Dès la fin du xvie siècle, pour ne citer qu'un exemple, Joseph de Acosta publie L'Histoire naturelle et morale des Indes orientales (1589, Séville). Non seulement il propose un tableau général des productions naturelles de l'Amérique et de ses peuples, à partir d'une expérience directe d'observateur et de la lecture d'une masse impressionnante de témoignages, y compris indigènes, mais encore justifie l'autonomie relative d'un projet scientifique, en le jugeant « utile » (à la christianisation et à la colonisation), et avance, dans sa classification des peuples, un argument théorique qui la fonde. La complexité croissante des formes de gouvernement repose sur une acquisition graduelle de la rationalité. L'idée est empruntée à Aristote ; son application mène à l'évolutionnisme. Pour séduisante que soit l'anthropologie de J. de Acosta, elle ne représente qu'un aspect des spéculations de l'époque. Il faut considérer aussi le choc en retour.
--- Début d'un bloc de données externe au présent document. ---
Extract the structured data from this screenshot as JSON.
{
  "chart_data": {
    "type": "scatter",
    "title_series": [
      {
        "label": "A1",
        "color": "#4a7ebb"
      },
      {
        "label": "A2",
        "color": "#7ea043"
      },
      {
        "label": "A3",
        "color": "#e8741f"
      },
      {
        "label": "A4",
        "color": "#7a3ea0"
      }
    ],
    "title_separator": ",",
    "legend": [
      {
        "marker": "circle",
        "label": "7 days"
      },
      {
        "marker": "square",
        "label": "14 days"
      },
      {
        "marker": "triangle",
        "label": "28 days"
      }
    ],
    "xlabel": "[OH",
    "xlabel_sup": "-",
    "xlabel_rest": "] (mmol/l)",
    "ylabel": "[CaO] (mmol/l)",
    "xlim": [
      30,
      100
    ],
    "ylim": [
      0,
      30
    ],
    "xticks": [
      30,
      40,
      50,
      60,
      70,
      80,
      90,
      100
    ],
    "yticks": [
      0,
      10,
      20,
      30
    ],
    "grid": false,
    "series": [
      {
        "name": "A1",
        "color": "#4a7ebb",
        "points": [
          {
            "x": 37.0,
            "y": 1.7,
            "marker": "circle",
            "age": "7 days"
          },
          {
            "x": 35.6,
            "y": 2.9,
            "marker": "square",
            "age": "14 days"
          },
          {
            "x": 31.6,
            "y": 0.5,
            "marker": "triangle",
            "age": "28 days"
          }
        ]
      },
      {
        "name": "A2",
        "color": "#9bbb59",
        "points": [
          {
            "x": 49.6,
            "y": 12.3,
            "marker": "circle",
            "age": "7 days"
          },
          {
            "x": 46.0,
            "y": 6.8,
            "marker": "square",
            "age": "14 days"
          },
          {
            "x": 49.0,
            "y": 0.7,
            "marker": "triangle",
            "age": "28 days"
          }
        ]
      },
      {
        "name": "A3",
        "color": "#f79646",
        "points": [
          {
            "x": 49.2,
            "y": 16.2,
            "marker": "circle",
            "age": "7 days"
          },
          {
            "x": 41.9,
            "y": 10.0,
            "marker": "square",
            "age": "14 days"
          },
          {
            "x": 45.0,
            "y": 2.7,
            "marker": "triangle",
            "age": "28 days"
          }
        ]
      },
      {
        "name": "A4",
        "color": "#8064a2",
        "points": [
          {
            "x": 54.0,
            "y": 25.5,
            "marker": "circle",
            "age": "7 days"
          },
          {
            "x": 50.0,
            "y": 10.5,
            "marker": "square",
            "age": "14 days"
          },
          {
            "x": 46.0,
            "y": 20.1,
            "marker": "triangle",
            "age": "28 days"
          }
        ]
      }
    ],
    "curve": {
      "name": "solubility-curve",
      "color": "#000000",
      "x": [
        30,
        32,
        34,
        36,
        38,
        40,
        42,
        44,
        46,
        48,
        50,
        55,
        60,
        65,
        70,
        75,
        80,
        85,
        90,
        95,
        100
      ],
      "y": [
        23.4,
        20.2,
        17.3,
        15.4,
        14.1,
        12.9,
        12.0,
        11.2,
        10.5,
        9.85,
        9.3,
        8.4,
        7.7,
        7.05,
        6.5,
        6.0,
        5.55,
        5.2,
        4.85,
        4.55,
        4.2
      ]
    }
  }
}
Depuis Jean de Léry et Montaigne, la multiplication des expériences humaines, naturelles et morales, connues, favorise l'esprit critique et l'examen relativiste de nos institutions, coutumes et croyances.

Au xviiie siècle, un triple mouvement intellectuel va donner naissance au projet scientifique de l'anthropologie. Les sauvages et les barbares, contemporains lointains mais synchrones de l'Européen, vont être situés dans une histoire universelle.[...]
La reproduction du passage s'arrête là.